Extending this required action by US Congress, and with Republican control of both houses and the orange dictator…
Paywall
Thanks for letting me know: Here’s an archived version
Ev should not be in carpool lanes unless they are a carhool. The whole point is roads are expensive and carpools use half as much space so we should encourage them.
The government, both state and federal, use incentives to encourage certain behaviors. Tax breaks for retirement spending, education, child bearing, solar installations, EV purchases etc are all examples of this.
During the EV adoption phase the govt will incentivize use of EVs through various means such as tax breaks, preferred parking, preferred lanes (carpool lanes).
Once adoption rates are high enough, the incentives slow down. It’s a good thing to initially give reasons to adopt tech or behaviors that benefit the common good.
It can be argued that it might be time to remove carpool access for EVs for several reasons, and it can be argued that we should keep them for now.
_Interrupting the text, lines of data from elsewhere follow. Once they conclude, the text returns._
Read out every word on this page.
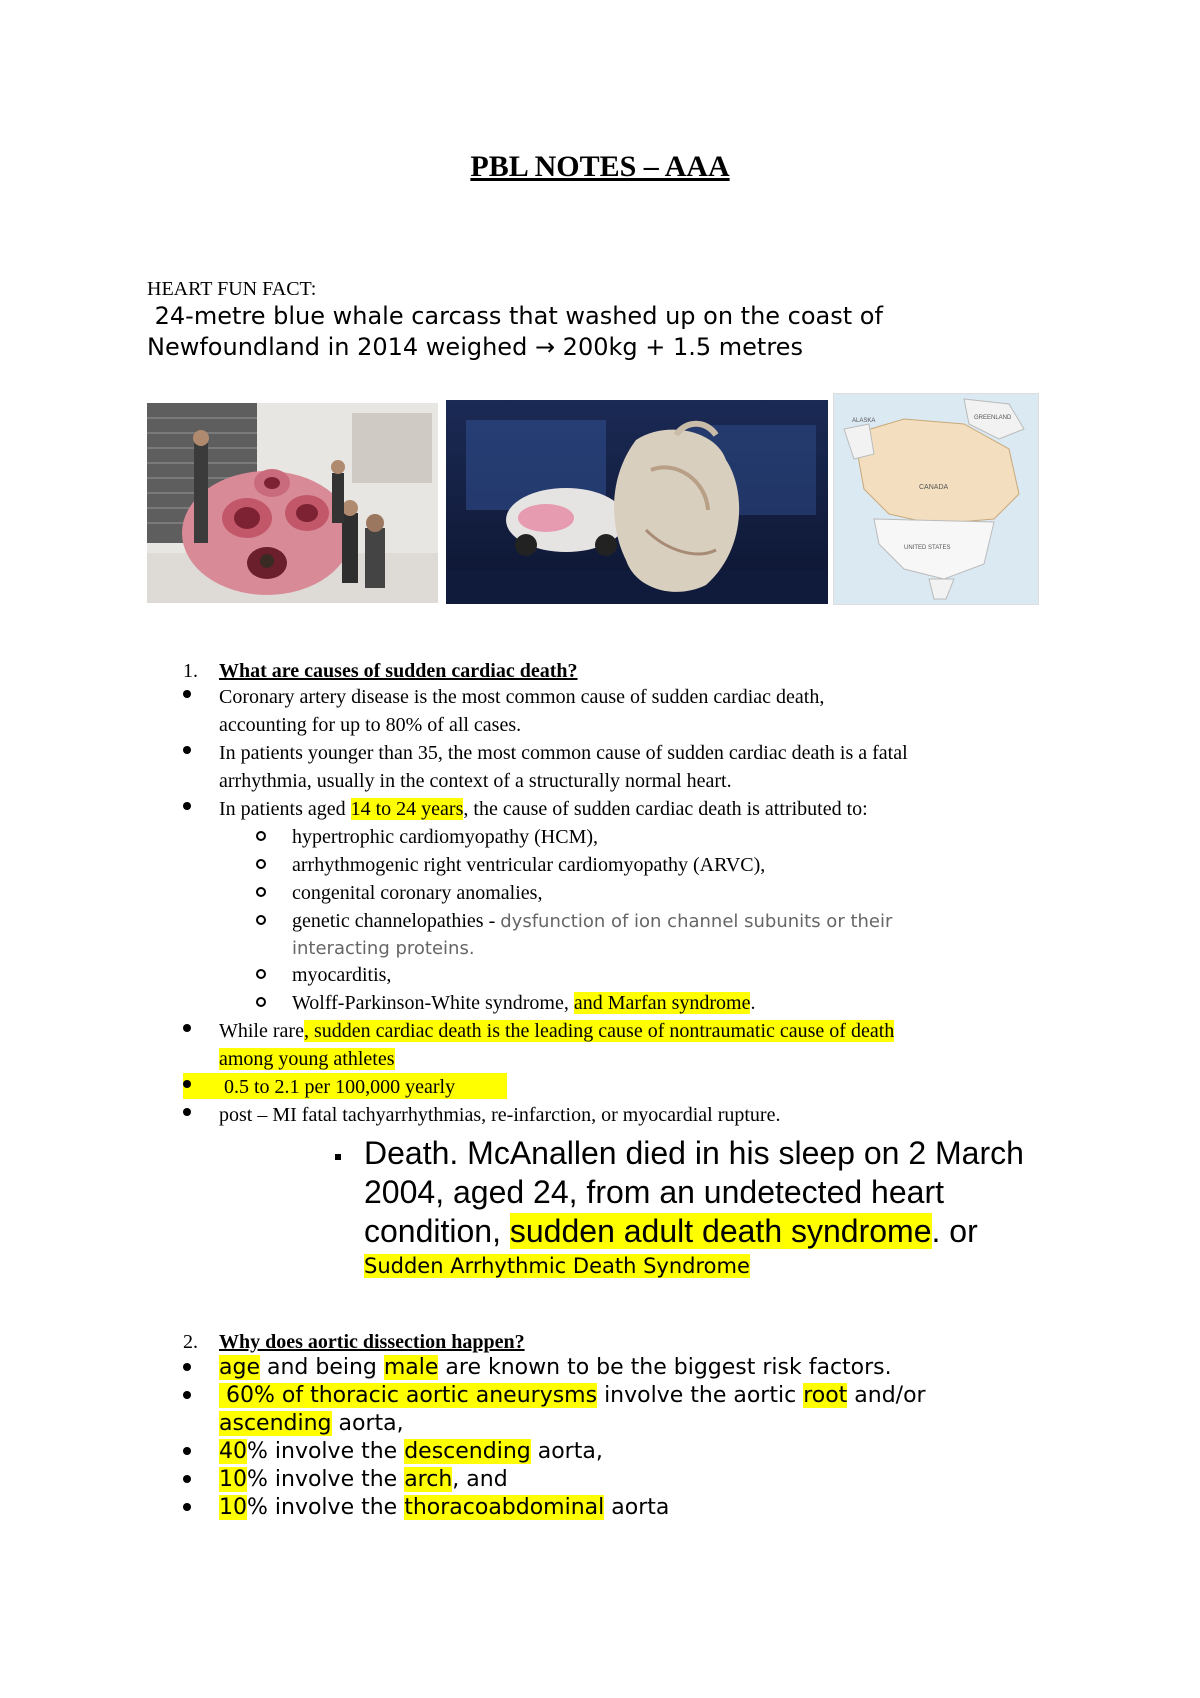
PBL NOTES – AAA
HEART FUN FACT:
24-metre blue whale carcass that washed up on the coast of
Newfoundland in 2014 weighed → 200kg + 1.5 metres
ALASKA	GREENLAND
CANADA
UNITED STATES
1. What are causes of sudden cardiac death?
Coronary artery disease is the most common cause of sudden cardiac death,
accounting for up to 80% of all cases.
In patients younger than 35, the most common cause of sudden cardiac death is a fatal
arrhythmia, usually in the context of a structurally normal heart.
In patients aged 14 to 24 years, the cause of sudden cardiac death is attributed to:
hypertrophic cardiomyopathy (HCM),
arrhythmogenic right ventricular cardiomyopathy (ARVC),
congenital coronary anomalies,
genetic channelopathies - dysfunction of ion channel subunits or their
interacting proteins.
myocarditis,
Wolff-Parkinson-White syndrome, and Marfan syndrome.
While rare, sudden cardiac death is the leading cause of nontraumatic cause of death
among young athletes
0.5 to 2.1 per 100,000 yearly
post – MI fatal tachyarrhythmias, re-infarction, or myocardial rupture.
Death. McAnallen died in his sleep on 2 March
2004, aged 24, from an undetected heart
condition, sudden adult death syndrome. or
Sudden Arrhythmic Death Syndrome
2. Why does aortic dissection happen?
age and being male are known to be the biggest risk factors.
60% of thoracic aortic aneurysms involve the aortic root and/or
ascending aorta,
40% involve the descending aorta,
10% involve the arch, and
10% involve the thoracoabdominal aorta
I don’t have a specific opinion on the matter of fact, I think both perspectives are reasonable (as you stated carpool lanes are meant to encourage car pooling, which has environmental and traffic benefits).
EVs only have an environmental benefit in this case so once we reach a tipping point where the environmental benefit is outweighed by the detriment to traffic flow, it’s time to revert the incentive. I don’t know if it’s time yet, I’m not a traffic/environmental analyst.
But I think this change has more to do with the administration’s battle against EVs and green tech in general than a calculated cost benefit analysis.